ZERO
Recall your Roman numerals:
I = 1
II = 2
III= 3
IV = 4
V = 5
.
.
.
X = 10
.
.
.
L = 50
.
.
.
C = 100
and so on.
Notice that there is no symbol for "zero" in the Roman numerals.
This is typical of the ancient methods of numeration (even those that employed positional notation,
such as the Babylonian system). The failure to recognize the concept of zero and the absence of a symbol
representing the number zero had its drawbacks. In particular, college professors of those days
were unable to make grade book entries indicating that a student had missed every possible point
on a test (or hadn't even taken the test). The only practical solution was to have such students
executed. Although this approach did result in higher academic standards, some parents complained.

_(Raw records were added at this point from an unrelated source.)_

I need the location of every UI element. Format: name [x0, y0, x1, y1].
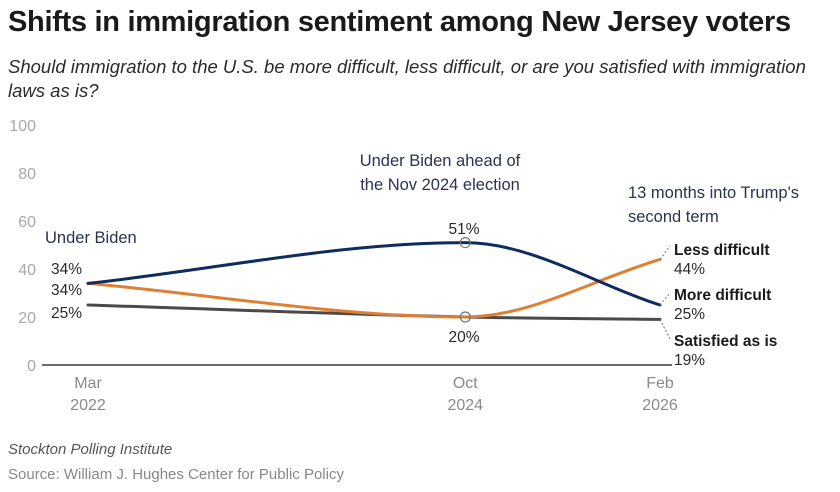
- series-label-value: 25%: [674, 306, 705, 323]
- series-label-name: Satisfied as is: [674, 333, 777, 350]
- series-line-more-difficult: [86, 241, 662, 307]
- series-label-name: Less difficult: [674, 242, 770, 259]
- point-label: 20%: [448, 329, 479, 346]
- x-tick-month: Mar: [74, 375, 102, 392]
- annotation-text: the Nov 2024 election: [360, 176, 520, 194]
- y-tick-label: 100: [9, 118, 36, 135]
- y-tick-label: 40: [18, 262, 36, 279]
- chart-title: Shifts in immigration sentiment among Ne…: [8, 6, 791, 38]
- point-label: 51%: [448, 221, 479, 238]
- annotation-text: Under Biden ahead of: [360, 152, 521, 170]
- series-label-value: 19%: [674, 352, 705, 369]
- point-marker: [459, 311, 471, 323]
- point-label: 34%: [51, 261, 82, 278]
- x-tick-year: 2026: [642, 397, 678, 414]
- y-tick-label: 60: [18, 214, 36, 231]
- y-tick-label: 20: [18, 310, 36, 327]
- point-labels: 34% 34% 25% 51% 20%: [51, 221, 480, 346]
- leader-line: [659, 245, 671, 260]
- series-line-less-difficult: [86, 257, 662, 319]
- y-axis: 0 20 40 60 80 100: [9, 118, 36, 375]
- point-label: 25%: [51, 305, 82, 322]
- point-markers: [459, 237, 471, 323]
- footer-source: Source: William J. Hughes Center for Pub…: [8, 466, 344, 483]
- series-lines: [86, 241, 662, 321]
- point-marker: [459, 237, 471, 249]
- x-axis-ticks: Mar 2022 Oct 2024 Feb 2026: [70, 375, 678, 414]
- series-label-name: More difficult: [674, 287, 771, 304]
- chart-subtitle: Should immigration to the U.S. be more d…: [8, 56, 806, 101]
- y-tick-label: 80: [18, 166, 36, 183]
- footer-note: Stockton Polling Institute: [8, 441, 173, 458]
- x-tick-year: 2024: [447, 397, 483, 414]
- annotation-text: second term: [628, 208, 719, 226]
- x-tick-month: Feb: [646, 375, 674, 392]
- series-labels: Less difficult 44% More difficult 25% Satisf…: [659, 242, 777, 369]
- x-tick-month: Oct: [453, 375, 478, 392]
- annotations: Under Biden Under Biden ahead of the Nov 2…: [45, 152, 799, 247]
- series-label-value: 44%: [674, 261, 705, 278]
- leader-line: [659, 292, 671, 306]
- point-label: 34%: [51, 282, 82, 299]
- leader-line: [659, 319, 671, 340]
- annotation-text: Under Biden: [45, 229, 137, 247]
- y-tick-label: 0: [27, 358, 36, 375]
- x-tick-year: 2022: [70, 397, 106, 414]
- annotation-text: 13 months into Trump's: [628, 184, 799, 202]
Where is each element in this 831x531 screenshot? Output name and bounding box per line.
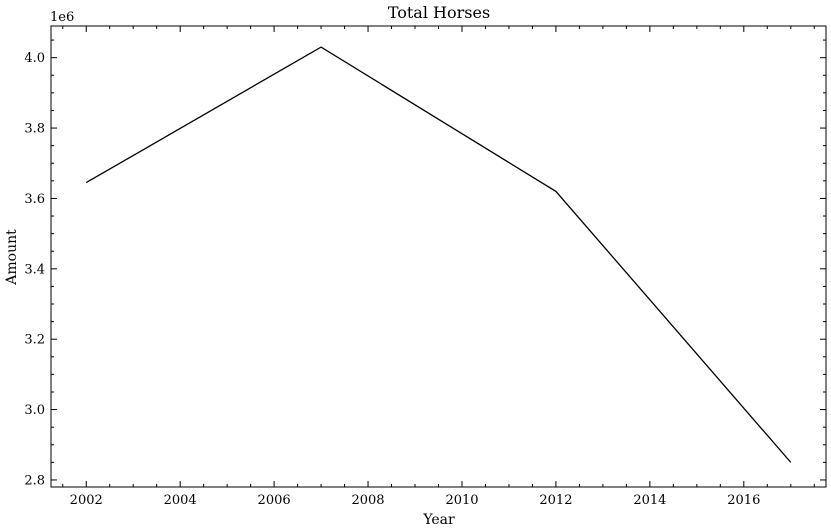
y-tick-label: 4.0	[24, 51, 45, 66]
y-tick-label: 3.6	[24, 192, 45, 207]
chart-title: Total Horses	[388, 3, 490, 22]
y-tick-label: 3.8	[24, 122, 45, 137]
y-tick-label: 2.8	[24, 473, 45, 488]
x-tick-label: 2008	[351, 493, 384, 508]
y-axis-offset-label: 1e6	[50, 10, 74, 25]
axis-ticks: 2002 2004 2006 2008 2010 2012 2014 2016 2.8 3.0 3.…	[24, 26, 826, 508]
x-tick-label: 2016	[727, 493, 760, 508]
y-tick-label: 3.0	[24, 403, 45, 418]
x-tick-label: 2014	[633, 493, 666, 508]
x-tick-label: 2002	[70, 493, 103, 508]
plot-frame	[50, 25, 827, 488]
y-axis-label: Amount	[4, 229, 20, 286]
x-tick-label: 2012	[539, 493, 572, 508]
series-line	[85, 46, 792, 463]
series-group	[85, 46, 792, 463]
x-tick-label: 2006	[258, 493, 291, 508]
x-axis-label: Year	[422, 512, 455, 528]
x-tick-label: 2004	[164, 493, 197, 508]
x-tick-label: 2010	[445, 493, 478, 508]
y-tick-label: 3.2	[24, 333, 45, 348]
y-tick-label: 3.4	[24, 262, 45, 277]
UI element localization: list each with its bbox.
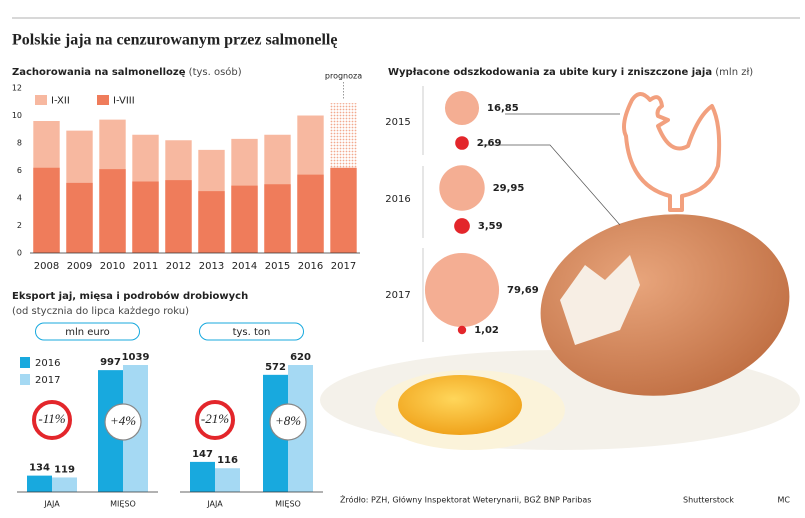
y-tick-label: 10 bbox=[12, 111, 22, 120]
y-tick-label: 8 bbox=[17, 139, 22, 148]
bar bbox=[99, 169, 126, 253]
change-label: +8% bbox=[275, 413, 301, 428]
value-label: 1039 bbox=[122, 352, 150, 363]
x-tick-label: JAJA bbox=[206, 500, 223, 509]
x-tick-label: JAJA bbox=[43, 500, 60, 509]
value-label: 29,95 bbox=[493, 183, 525, 194]
bar bbox=[297, 174, 324, 253]
bar bbox=[66, 182, 93, 253]
source: Źródło: PZH, Główny Inspektorat Weteryna… bbox=[340, 494, 591, 505]
chart-title: Zachorowania na salmonellozę (tys. osób) bbox=[12, 66, 242, 78]
value-label: 572 bbox=[265, 362, 286, 373]
bubble bbox=[439, 165, 485, 211]
x-tick-label: 2012 bbox=[166, 261, 191, 272]
x-tick-label: 2010 bbox=[100, 261, 125, 272]
bar bbox=[52, 477, 77, 492]
change-badge bbox=[32, 400, 72, 440]
legend-label: 2017 bbox=[35, 375, 60, 386]
title-text: Zachorowania na salmonellozę bbox=[12, 67, 186, 78]
y-tick-label: 12 bbox=[12, 84, 22, 93]
egg-photo bbox=[320, 214, 800, 450]
chart-subtitle: (od stycznia do lipca każdego roku) bbox=[12, 306, 189, 317]
bubble bbox=[454, 218, 470, 234]
bar bbox=[330, 167, 357, 253]
bar bbox=[190, 461, 215, 492]
value-label: 119 bbox=[54, 464, 75, 475]
value-label: 620 bbox=[290, 352, 311, 363]
legend-swatch bbox=[35, 95, 47, 105]
legend-label: I-VIII bbox=[113, 96, 135, 107]
unit-text: (mln zł) bbox=[715, 67, 753, 78]
bubble bbox=[455, 136, 469, 150]
x-tick-label: 2009 bbox=[67, 261, 92, 272]
page-title: Polskie jaja na cenzurowanym przez salmo… bbox=[12, 32, 337, 49]
value-label: 134 bbox=[29, 463, 50, 474]
x-tick-label: 2016 bbox=[298, 261, 323, 272]
chart-title: Wypłacone odszkodowania za ubite kury i … bbox=[388, 67, 753, 78]
bar bbox=[27, 475, 52, 492]
x-tick-label: 2013 bbox=[199, 261, 224, 272]
x-tick-label: 2011 bbox=[133, 261, 158, 272]
x-tick-label: MIĘSO bbox=[110, 500, 136, 509]
legend-label: I-XII bbox=[51, 96, 70, 107]
unit-text: (tys. osób) bbox=[189, 66, 242, 78]
y-tick-label: 0 bbox=[17, 249, 22, 258]
value-label: 3,59 bbox=[478, 221, 503, 232]
unit-pill bbox=[35, 322, 140, 341]
bubble bbox=[444, 90, 480, 126]
category-label: 2016 bbox=[385, 194, 410, 205]
bar bbox=[132, 181, 159, 253]
x-tick-label: 2015 bbox=[265, 261, 290, 272]
title-text: Wypłacone odszkodowania za ubite kury i … bbox=[388, 67, 712, 78]
bar bbox=[165, 180, 192, 253]
value-label: 147 bbox=[192, 449, 213, 460]
bar bbox=[231, 185, 258, 253]
leader-line bbox=[480, 144, 621, 226]
value-label: 116 bbox=[217, 455, 238, 466]
bar bbox=[215, 468, 240, 492]
chart-title: Eksport jaj, mięsa i podrobów drobiowych bbox=[12, 290, 248, 302]
value-label: 16,85 bbox=[487, 103, 519, 114]
y-tick-label: 2 bbox=[17, 221, 22, 230]
author: MC bbox=[778, 496, 791, 505]
x-tick-label: MIĘSO bbox=[275, 500, 301, 509]
bar bbox=[33, 167, 60, 253]
x-tick-label: 2017 bbox=[331, 261, 356, 272]
unit-pill bbox=[199, 322, 304, 341]
change-badge bbox=[195, 400, 235, 440]
legend-label: 2016 bbox=[35, 358, 60, 369]
bubble bbox=[424, 252, 500, 328]
category-label: 2015 bbox=[385, 117, 410, 128]
change-badge bbox=[104, 403, 142, 441]
value-label: 2,69 bbox=[477, 138, 502, 149]
y-tick-label: 6 bbox=[17, 166, 22, 175]
hen-icon bbox=[622, 92, 722, 212]
legend-swatch bbox=[20, 374, 30, 385]
change-label: -21% bbox=[201, 411, 229, 426]
x-tick-label: 2008 bbox=[34, 261, 59, 272]
bubble bbox=[457, 325, 467, 335]
change-label: -11% bbox=[38, 411, 65, 426]
legend-swatch bbox=[20, 357, 30, 368]
change-label: +4% bbox=[110, 413, 136, 428]
value-label: 79,69 bbox=[507, 285, 539, 296]
category-label: 2017 bbox=[385, 290, 410, 301]
change-badge bbox=[269, 403, 307, 441]
bar bbox=[264, 184, 291, 253]
y-tick-label: 4 bbox=[17, 194, 22, 203]
value-label: 997 bbox=[100, 357, 121, 368]
x-tick-label: 2014 bbox=[232, 261, 257, 272]
unit-label: tys. ton bbox=[233, 327, 271, 338]
annotation: prognoza bbox=[325, 72, 362, 81]
unit-label: mln euro bbox=[65, 327, 110, 338]
legend-swatch bbox=[97, 95, 109, 105]
value-label: 1,02 bbox=[474, 325, 499, 336]
bar bbox=[198, 191, 225, 253]
photo-credit: Shutterstock bbox=[683, 496, 734, 505]
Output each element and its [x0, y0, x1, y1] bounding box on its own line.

Although the concept of zero was apparently familiar to some ancient Greek astronomers, the first clearly documented study the number zero comes from India
in the 7th century AD. The author Brahmagupta defined zero to be the result of subtracting a number from itself.
He also identified several other properties of zero, although he had a few things wrong (for instance, he
didn't recognize that division by zero is impossible).
A few centuries after Bramagupta, Islamic and Arabic scholars such as al-Khwarizmi brought the Indian mathematical knowledge to the west. Even so, it wasn't
until the 14th century and afterward that the use of zero as a number became commonplace among Europeans.
For further reading:
R. Kaplan, The Nothing That Is: A Natural History of Zero (London, 1999).
R. Mukherjee, Discovery of Zero and Its Impact on Indian Mathematics (Calcutta, 1991).